Deeply ignorant but greatly inspired by neighbouring Sissinghurst Castle, I took the garden design course at the English Gardening School. The course was a revelation and hooked me into garden design. I greatly enjoy creating green architectural space in gardens, playing with the colours and textures of plants and putting in focal points to make surprises around corners.
I was commissioned to write the first book on allotments out of the blue. Practical Allotment Gardening was quickly followed by The Allotment Handbook which hit the best-seller list for gardening books, the two combined selling 145,000 worldwide. Four other allotment books came on the tail of these, leaving just one last book I wanted to write on the subject. It was to help to add the weight of history to the allotment cause. Of Cabbages and Kings – the History of Allotments (2014) goes back to their very roots when even the lowliest serf, had a stake in the land. It traces how the life- saving right to common land was taken away from the farm labourers, causing dire hardship, and was only finally returned in reduced form as allotments. The War was the heyday, marking a dramatic a U-turn with the ‘Dig for Victory’ campaign.

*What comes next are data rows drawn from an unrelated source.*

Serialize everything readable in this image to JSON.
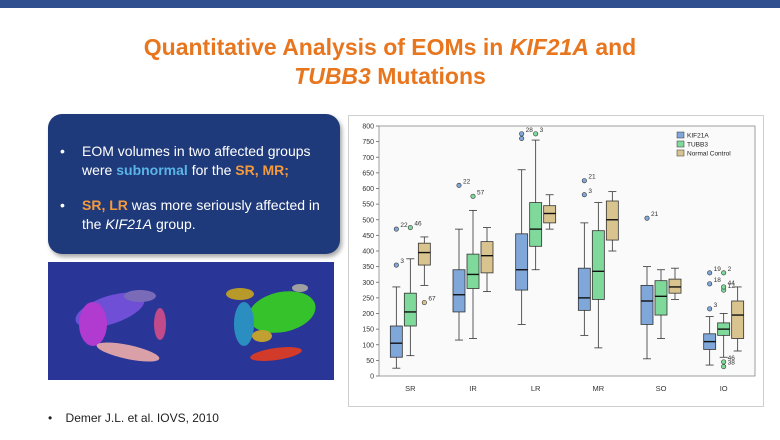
{
  "slide": {
    "title_line1_pre": "Quantitative Analysis of EOMs in ",
    "title_line1_italic": "KIF21A",
    "title_line1_post": " and",
    "title_line2_italic": "TUBB3",
    "title_line2_post": " Mutations",
    "bullet1_pre": "EOM volumes in two affected groups were ",
    "bullet1_hl": "subnormal",
    "bullet1_mid": " for the ",
    "bullet1_hl2": "SR, MR;",
    "bullet2_hl": "SR, LR",
    "bullet2_mid": " was more seriously affected in the ",
    "bullet2_italic": "KIF21A",
    "bullet2_post": " group.",
    "bullet_symbol": "•",
    "reference": "Demer J.L. et al. IOVS, 2010"
  },
  "colors": {
    "title": "#e8761e",
    "box_bg": "#1f3a7a",
    "kif21a": "#7fa7d9",
    "tubb3": "#7fd99a",
    "normal": "#d9c48f"
  },
  "chart_data": {
    "type": "boxplot",
    "categories": [
      "SR",
      "IR",
      "LR",
      "MR",
      "SO",
      "IO"
    ],
    "ylim": [
      0,
      800
    ],
    "yticks": [
      0,
      50,
      100,
      150,
      200,
      250,
      300,
      350,
      400,
      450,
      500,
      550,
      600,
      650,
      700,
      750,
      800
    ],
    "legend_position": "top-right",
    "series": [
      {
        "name": "KIF21A",
        "color": "#7fa7d9",
        "boxes": [
          {
            "min": 25,
            "q1": 60,
            "median": 105,
            "q3": 160,
            "max": 285
          },
          {
            "min": 115,
            "q1": 205,
            "median": 260,
            "q3": 340,
            "max": 470
          },
          {
            "min": 165,
            "q1": 275,
            "median": 340,
            "q3": 455,
            "max": 660
          },
          {
            "min": 130,
            "q1": 210,
            "median": 250,
            "q3": 345,
            "max": 490
          },
          {
            "min": 55,
            "q1": 165,
            "median": 240,
            "q3": 290,
            "max": 350
          },
          {
            "min": 35,
            "q1": 85,
            "median": 110,
            "q3": 135,
            "max": 190
          }
        ]
      },
      {
        "name": "TUBB3",
        "color": "#7fd99a",
        "boxes": [
          {
            "min": 65,
            "q1": 160,
            "median": 205,
            "q3": 265,
            "max": 375
          },
          {
            "min": 120,
            "q1": 280,
            "median": 325,
            "q3": 390,
            "max": 530
          },
          {
            "min": 340,
            "q1": 415,
            "median": 470,
            "q3": 555,
            "max": 755
          },
          {
            "min": 90,
            "q1": 245,
            "median": 335,
            "q3": 465,
            "max": 555
          },
          {
            "min": 120,
            "q1": 195,
            "median": 255,
            "q3": 305,
            "max": 340
          },
          {
            "min": 60,
            "q1": 130,
            "median": 150,
            "q3": 170,
            "max": 200
          }
        ]
      },
      {
        "name": "Normal Control",
        "color": "#d9c48f",
        "boxes": [
          {
            "min": 290,
            "q1": 355,
            "median": 395,
            "q3": 425,
            "max": 445
          },
          {
            "min": 270,
            "q1": 330,
            "median": 385,
            "q3": 430,
            "max": 475
          },
          {
            "min": 470,
            "q1": 490,
            "median": 520,
            "q3": 545,
            "max": 580
          },
          {
            "min": 400,
            "q1": 435,
            "median": 500,
            "q3": 560,
            "max": 590
          },
          {
            "min": 245,
            "q1": 265,
            "median": 285,
            "q3": 310,
            "max": 345
          },
          {
            "min": 80,
            "q1": 120,
            "median": 195,
            "q3": 240,
            "max": 285
          }
        ]
      }
    ],
    "outliers": [
      {
        "cat": 0,
        "series": 0,
        "value": 355,
        "label": "3"
      },
      {
        "cat": 0,
        "series": 0,
        "value": 470,
        "label": "22"
      },
      {
        "cat": 0,
        "series": 1,
        "value": 475,
        "label": "46"
      },
      {
        "cat": 0,
        "series": 2,
        "value": 235,
        "label": "67"
      },
      {
        "cat": 1,
        "series": 0,
        "value": 610,
        "label": "22"
      },
      {
        "cat": 1,
        "series": 1,
        "value": 575,
        "label": "57"
      },
      {
        "cat": 2,
        "series": 0,
        "value": 775,
        "label": "28"
      },
      {
        "cat": 2,
        "series": 0,
        "value": 760,
        "label": ""
      },
      {
        "cat": 2,
        "series": 1,
        "value": 775,
        "label": "3"
      },
      {
        "cat": 3,
        "series": 0,
        "value": 625,
        "label": "21"
      },
      {
        "cat": 3,
        "series": 0,
        "value": 580,
        "label": "3"
      },
      {
        "cat": 4,
        "series": 0,
        "value": 505,
        "label": "21"
      },
      {
        "cat": 5,
        "series": 0,
        "value": 330,
        "label": "19"
      },
      {
        "cat": 5,
        "series": 0,
        "value": 295,
        "label": "18"
      },
      {
        "cat": 5,
        "series": 1,
        "value": 330,
        "label": "2"
      },
      {
        "cat": 5,
        "series": 0,
        "value": 215,
        "label": "3"
      },
      {
        "cat": 5,
        "series": 1,
        "value": 275,
        "label": "12"
      },
      {
        "cat": 5,
        "series": 1,
        "value": 285,
        "label": "44"
      },
      {
        "cat": 5,
        "series": 1,
        "value": 45,
        "label": "46"
      },
      {
        "cat": 5,
        "series": 1,
        "value": 30,
        "label": "38"
      }
    ]
  }
}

For the last fourteen years I have also edited Topiarius, the journal of the European Boxwood and Topiary Society (www.ebts.org). This has been a more princely pursuit and has now brought forth my latest book Topiary, Knots and Parterres which was published in 2017 and won The European Garden Book Award, 2018. The book is a romp through garden history, covering Rome, Byzantium, the courtly medieval gardens, the great formal parks of the Italian and French Renaissance through to the Arts and Crafts Movement and today’s elegant, minimalist designs. It was a delight to gather the views on topiary from the poets, designers, architects, humourists, diarists and commentators through the ages – even though some pour bitter scorn on topiary. I hope that, by contrast, this book will help to persuade gardeners as to the unique charm and usefulness of clipped greenery in its myriad forms in gardens both large and small.
Since then, I took on an MA in Garden and Landscape History at the Institute of Historical Research (IHR), University of London. It’s a top-quality course, fascinating and I heartily recommend it (click HERE for course details).
As a result, I now feel more qualified to carry on. For example, I now edit the newsletter of the Birkbeck Garden History Group (BGHG) , a not-for-profit society dedicated to promoting an interest in garden history, which provides lots of interesting information and does extremely reasonable garden visits.
Caroline Foley is a member of the Garden Media Guild.